This question relates to the neural machine translation shown here: Neural Machine Translation
self.W1
and self.W2
are initialized to dense neural layers of 10 units each, in lines 4 and 5 in the __init__
function of class BahdanauAttention
In the code image attached, I am not sure I understand the feed forward neural network set up in line 17 and line 18. So, I broke this formula down into it's parts. See line 23 and line 24.
query_with_time_axis
is the input tensor to self.W1
and values
is input to self.W2
. And each compute the function Z = WX + b
, and the Z's are added together. The dimensions of the tensors added together are (64, 1, 10)
and (64, 16, 10)
. I am assuming random weight initialization for both self.W1
and self.W2
is handled by Keras
behind the scenes.
Question:
After adding the Z's together, a non-linearity (tanh
) is applied to come up with an activation and this resulting activation is input to the next layer self.V
, which is a layer with just one output and gives us the score
.
For this last step, we don't apply an activation function (tanh etc) to the result of self.V(tf.nn.tanh(self.W1(query_with_time_axis) + self.W2(values)))

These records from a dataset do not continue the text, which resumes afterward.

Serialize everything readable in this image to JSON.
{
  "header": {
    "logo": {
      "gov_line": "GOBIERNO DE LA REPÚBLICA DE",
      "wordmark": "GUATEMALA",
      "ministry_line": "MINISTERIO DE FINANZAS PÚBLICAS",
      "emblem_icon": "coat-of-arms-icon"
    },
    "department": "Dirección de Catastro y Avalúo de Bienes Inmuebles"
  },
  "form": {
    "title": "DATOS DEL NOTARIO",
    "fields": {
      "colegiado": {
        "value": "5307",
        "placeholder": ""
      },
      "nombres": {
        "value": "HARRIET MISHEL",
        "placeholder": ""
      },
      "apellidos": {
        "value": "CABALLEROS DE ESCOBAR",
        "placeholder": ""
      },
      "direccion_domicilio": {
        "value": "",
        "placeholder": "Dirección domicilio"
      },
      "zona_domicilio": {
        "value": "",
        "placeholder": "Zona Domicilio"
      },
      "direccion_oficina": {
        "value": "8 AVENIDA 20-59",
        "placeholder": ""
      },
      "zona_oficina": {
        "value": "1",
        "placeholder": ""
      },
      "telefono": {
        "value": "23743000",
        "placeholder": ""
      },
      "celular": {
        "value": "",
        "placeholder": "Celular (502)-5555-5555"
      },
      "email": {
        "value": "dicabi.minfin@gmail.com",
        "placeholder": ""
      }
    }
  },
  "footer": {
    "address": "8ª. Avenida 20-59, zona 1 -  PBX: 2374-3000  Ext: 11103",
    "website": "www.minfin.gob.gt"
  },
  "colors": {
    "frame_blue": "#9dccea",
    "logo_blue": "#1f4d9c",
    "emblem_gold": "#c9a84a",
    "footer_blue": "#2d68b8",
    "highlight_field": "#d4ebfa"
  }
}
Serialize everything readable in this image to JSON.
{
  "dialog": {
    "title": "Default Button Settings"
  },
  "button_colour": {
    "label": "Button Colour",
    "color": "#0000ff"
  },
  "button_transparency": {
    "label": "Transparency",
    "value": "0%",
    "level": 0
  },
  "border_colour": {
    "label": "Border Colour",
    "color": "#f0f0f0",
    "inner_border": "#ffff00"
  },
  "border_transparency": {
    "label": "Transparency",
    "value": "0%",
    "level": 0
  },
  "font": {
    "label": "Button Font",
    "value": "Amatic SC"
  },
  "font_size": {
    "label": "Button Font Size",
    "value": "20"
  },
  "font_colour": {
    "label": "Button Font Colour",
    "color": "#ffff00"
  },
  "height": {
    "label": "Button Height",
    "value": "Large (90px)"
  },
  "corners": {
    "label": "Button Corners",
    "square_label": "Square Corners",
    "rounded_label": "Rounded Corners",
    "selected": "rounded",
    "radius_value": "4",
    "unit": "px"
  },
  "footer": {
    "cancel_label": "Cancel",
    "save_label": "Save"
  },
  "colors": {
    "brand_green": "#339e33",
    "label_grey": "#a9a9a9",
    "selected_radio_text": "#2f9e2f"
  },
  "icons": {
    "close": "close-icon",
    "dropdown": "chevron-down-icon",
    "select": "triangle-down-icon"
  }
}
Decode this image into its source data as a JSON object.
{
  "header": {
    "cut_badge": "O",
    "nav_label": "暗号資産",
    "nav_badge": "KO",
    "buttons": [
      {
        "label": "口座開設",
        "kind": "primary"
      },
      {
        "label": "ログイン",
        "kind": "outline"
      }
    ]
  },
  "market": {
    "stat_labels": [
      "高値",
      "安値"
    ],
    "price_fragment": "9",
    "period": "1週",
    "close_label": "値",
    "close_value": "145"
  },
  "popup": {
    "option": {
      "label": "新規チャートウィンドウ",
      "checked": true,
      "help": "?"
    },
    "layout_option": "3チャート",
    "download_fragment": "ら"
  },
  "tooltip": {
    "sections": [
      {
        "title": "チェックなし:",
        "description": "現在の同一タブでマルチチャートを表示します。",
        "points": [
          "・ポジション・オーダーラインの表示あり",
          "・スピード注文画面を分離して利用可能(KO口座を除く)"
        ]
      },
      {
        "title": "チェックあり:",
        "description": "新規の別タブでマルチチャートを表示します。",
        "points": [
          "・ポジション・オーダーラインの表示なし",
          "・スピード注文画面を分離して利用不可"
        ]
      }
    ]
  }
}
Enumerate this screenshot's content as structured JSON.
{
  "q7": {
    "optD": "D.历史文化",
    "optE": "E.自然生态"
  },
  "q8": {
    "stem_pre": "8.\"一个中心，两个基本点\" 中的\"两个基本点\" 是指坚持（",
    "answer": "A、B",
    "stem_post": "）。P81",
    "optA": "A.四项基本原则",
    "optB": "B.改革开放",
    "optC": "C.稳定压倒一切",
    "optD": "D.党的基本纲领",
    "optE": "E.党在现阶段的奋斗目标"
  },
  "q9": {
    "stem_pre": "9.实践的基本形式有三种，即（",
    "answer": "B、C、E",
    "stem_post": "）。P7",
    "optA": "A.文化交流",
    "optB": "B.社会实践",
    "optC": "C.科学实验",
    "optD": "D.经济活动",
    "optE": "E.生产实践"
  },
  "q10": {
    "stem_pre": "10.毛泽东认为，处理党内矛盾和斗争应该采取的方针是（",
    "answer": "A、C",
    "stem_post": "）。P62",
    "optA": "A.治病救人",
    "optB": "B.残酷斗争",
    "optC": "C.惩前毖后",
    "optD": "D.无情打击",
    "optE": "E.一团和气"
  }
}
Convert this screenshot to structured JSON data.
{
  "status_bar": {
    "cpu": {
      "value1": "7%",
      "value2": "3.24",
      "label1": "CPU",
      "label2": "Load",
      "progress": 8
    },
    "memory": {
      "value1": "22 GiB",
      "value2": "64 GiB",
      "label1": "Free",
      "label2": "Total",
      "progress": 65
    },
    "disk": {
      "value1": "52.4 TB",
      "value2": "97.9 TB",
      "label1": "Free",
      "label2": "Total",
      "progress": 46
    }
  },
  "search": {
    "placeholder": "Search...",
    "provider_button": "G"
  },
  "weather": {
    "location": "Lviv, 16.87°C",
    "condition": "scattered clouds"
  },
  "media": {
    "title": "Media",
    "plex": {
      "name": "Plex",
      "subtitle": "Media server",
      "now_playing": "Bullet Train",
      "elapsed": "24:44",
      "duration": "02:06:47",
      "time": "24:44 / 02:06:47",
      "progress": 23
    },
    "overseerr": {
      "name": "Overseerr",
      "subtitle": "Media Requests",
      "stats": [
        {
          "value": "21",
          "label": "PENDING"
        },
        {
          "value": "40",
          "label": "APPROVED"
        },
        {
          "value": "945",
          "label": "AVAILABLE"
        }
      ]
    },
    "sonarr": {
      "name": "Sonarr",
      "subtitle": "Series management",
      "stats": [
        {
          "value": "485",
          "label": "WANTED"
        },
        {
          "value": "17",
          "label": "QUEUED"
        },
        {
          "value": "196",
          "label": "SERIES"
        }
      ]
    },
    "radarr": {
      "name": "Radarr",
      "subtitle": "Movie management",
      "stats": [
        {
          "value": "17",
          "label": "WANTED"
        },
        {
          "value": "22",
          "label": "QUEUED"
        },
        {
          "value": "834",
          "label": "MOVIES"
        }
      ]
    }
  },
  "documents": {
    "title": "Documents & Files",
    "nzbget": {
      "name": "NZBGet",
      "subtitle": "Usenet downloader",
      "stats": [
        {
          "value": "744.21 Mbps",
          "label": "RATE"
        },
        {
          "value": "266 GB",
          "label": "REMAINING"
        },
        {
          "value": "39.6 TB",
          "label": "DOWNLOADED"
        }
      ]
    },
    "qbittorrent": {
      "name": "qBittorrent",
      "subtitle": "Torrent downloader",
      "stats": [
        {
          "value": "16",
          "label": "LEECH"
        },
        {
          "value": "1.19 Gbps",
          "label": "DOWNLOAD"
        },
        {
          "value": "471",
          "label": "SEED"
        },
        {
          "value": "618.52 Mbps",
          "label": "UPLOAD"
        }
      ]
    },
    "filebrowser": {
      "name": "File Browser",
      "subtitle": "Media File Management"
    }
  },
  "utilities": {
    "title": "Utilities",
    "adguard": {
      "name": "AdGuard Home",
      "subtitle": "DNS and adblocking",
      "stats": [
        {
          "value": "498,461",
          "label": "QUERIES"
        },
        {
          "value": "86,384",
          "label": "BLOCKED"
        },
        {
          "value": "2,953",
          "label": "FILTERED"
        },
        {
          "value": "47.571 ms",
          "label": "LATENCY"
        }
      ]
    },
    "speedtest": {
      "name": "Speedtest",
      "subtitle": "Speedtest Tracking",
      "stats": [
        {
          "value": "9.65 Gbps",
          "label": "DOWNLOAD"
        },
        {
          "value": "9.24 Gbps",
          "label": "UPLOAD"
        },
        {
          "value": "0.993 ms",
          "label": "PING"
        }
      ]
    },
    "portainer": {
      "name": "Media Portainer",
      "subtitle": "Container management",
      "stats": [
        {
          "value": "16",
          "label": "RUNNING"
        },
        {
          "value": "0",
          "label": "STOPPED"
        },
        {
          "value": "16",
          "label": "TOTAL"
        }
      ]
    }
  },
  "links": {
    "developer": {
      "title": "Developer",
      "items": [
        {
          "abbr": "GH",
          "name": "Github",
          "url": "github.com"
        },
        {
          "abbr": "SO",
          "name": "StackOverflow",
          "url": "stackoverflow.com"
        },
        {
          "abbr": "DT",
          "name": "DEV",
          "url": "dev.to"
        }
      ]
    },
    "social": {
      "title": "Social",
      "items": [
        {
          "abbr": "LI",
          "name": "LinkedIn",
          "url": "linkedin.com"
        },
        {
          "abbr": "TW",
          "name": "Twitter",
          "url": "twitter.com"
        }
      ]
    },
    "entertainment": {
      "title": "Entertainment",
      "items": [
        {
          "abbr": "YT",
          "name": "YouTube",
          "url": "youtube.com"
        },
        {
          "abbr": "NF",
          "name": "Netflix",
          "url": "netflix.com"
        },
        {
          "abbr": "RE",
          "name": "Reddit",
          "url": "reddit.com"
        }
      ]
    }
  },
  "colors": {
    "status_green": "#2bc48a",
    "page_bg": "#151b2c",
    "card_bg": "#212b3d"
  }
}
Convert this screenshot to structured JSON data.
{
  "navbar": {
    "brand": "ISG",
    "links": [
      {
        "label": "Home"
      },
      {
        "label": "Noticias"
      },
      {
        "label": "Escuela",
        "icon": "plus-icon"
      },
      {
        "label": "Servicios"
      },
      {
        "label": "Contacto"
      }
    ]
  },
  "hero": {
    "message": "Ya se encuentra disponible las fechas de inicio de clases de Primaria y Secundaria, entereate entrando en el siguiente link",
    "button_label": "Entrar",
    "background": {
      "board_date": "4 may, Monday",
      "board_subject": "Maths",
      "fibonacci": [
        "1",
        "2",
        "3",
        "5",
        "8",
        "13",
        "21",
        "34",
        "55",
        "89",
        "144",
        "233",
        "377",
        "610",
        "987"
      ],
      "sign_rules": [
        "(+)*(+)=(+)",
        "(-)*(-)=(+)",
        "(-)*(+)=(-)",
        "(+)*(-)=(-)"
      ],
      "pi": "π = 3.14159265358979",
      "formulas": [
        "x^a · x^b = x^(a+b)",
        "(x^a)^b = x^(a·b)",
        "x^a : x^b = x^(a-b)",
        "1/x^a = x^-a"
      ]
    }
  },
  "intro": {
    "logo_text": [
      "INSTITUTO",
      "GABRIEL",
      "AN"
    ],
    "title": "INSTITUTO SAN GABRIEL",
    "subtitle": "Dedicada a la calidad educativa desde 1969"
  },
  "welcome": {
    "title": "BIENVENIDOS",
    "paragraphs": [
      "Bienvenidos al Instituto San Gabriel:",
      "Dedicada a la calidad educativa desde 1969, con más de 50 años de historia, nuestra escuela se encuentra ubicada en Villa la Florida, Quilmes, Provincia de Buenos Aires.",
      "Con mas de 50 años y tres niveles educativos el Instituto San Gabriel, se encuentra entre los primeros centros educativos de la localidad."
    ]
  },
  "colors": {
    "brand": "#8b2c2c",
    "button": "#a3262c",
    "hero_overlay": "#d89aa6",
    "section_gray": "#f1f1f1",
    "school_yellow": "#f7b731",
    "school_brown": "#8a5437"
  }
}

, to get a single output from this last neural network layer.
Is there a reason why an activation function was not used for this last step?
The ouput of the attention form so-called attention energies, i.e., one scalar for each encoder output. These numbers get stacked into a vector a this vector is normalized using softmax, yielding attention distribution.
So, in fact, there is non-linearity applied in the next step, which is the softmax. If you used an activation function before the softmax, you would only decrease the space of distributions that the softmax can do.